Gas Cycling and the Development of Miscibility in Condensate Reservoirs

Abstract

Summary This paper presents a detailed analysis of the development of miscibility during gas cycling in condensate displacements and the formation of condensate banks at the leading edge of the displacement front. Dispersion-free, analytical 1D calculations are presented for enhanced condensate recovery by gas injection. The analytical approach allows investigation of the possible formation of condensate banks (often at saturations that exceed the residual liquid saturation) and allows fast screening of optimal injection-gas compositions. We describe construction of the analytical solutions, a process that differs in some ways from related displacements for oil systems. All analytical solutions are verified by numerical calculations.

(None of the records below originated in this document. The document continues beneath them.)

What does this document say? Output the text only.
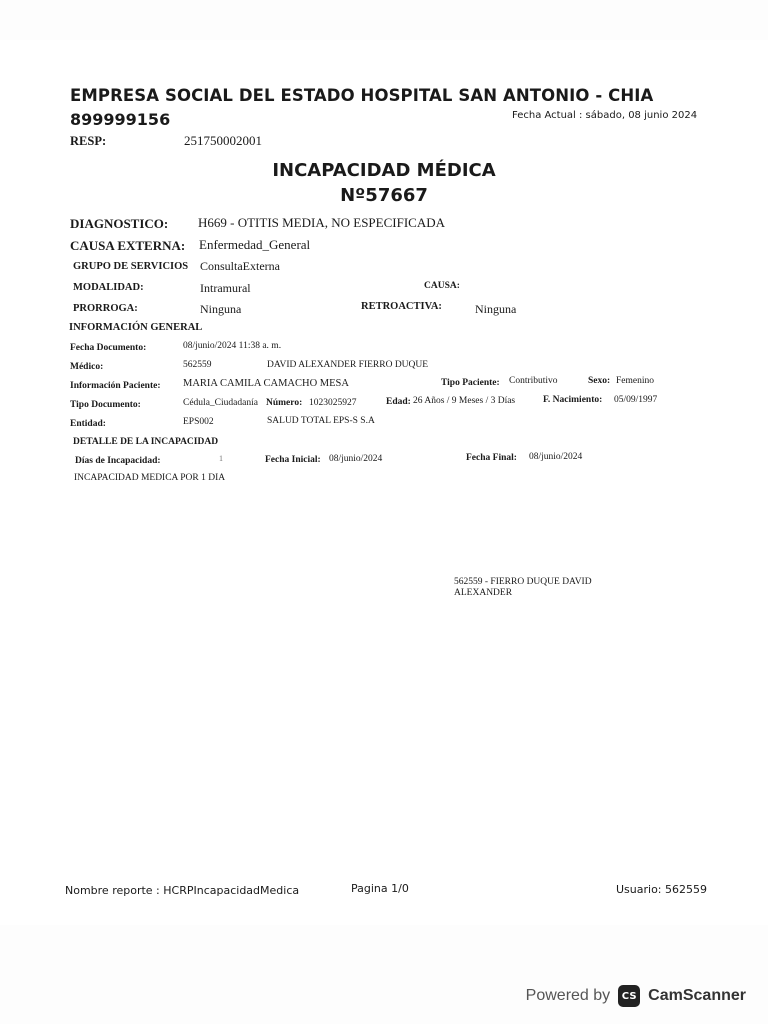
EMPRESA SOCIAL DEL ESTADO HOSPITAL SAN ANTONIO - CHIA
899999156	Fecha Actual : sábado, 08 junio 2024
RESP:	251750002001
INCAPACIDAD MÉDICA
Nº57667
DIAGNOSTICO: H669 - OTITIS MEDIA, NO ESPECIFICADA
CAUSA EXTERNA: Enfermedad_General
GRUPO DE SERVICIOS ConsultaExterna
MODALIDAD:	Intramural	CAUSA:
PRORROGA:	Ninguna	RETROACTIVA:	Ninguna
INFORMACIÓN GENERAL
Fecha Documento:	08/junio/2024 11:38 a. m.
Médico:	562559	DAVID ALEXANDER FIERRO DUQUE
Información Paciente: MARIA CAMILA CAMACHO MESA	Tipo Paciente: Contributivo	Sexo: Femenino
Tipo Documento:	Cédula_Ciudadanía Número: 1023025927	Edad: 26 Años / 9 Meses / 3 Días	F. Nacimiento: 05/09/1997
Entidad:	EPS002	SALUD TOTAL EPS-S S.A
DETALLE DE LA INCAPACIDAD
Días de Incapacidad:	1	Fecha Inicial: 08/junio/2024	Fecha Final: 08/junio/2024
INCAPACIDAD MEDICA POR 1 DIA
562559 - FIERRO DUQUE DAVID
ALEXANDER
Nombre reporte : HCRPIncapacidadMedica	Pagina 1/0	Usuario: 562559
Powered by	CS CamScanner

We use an analysis of key equilibrium tie lines that are part of the displacement composition path to demonstrate that the mechanism controlling the development of miscibility in gas condensates may vary from first-contact miscible drives to pure vaporizing and combined vaporizing/condensing drives. Depending on the compositions of the condensate and the injected gas, multicontact miscibility can develop at or below the dewpoint pressure of the reservoir-fluid mixture. Finally, we discuss the possible impact on performance prediction of the formation of a mobile condensate bank at the displacement front in near-miscible gas-cycling/injection schemes.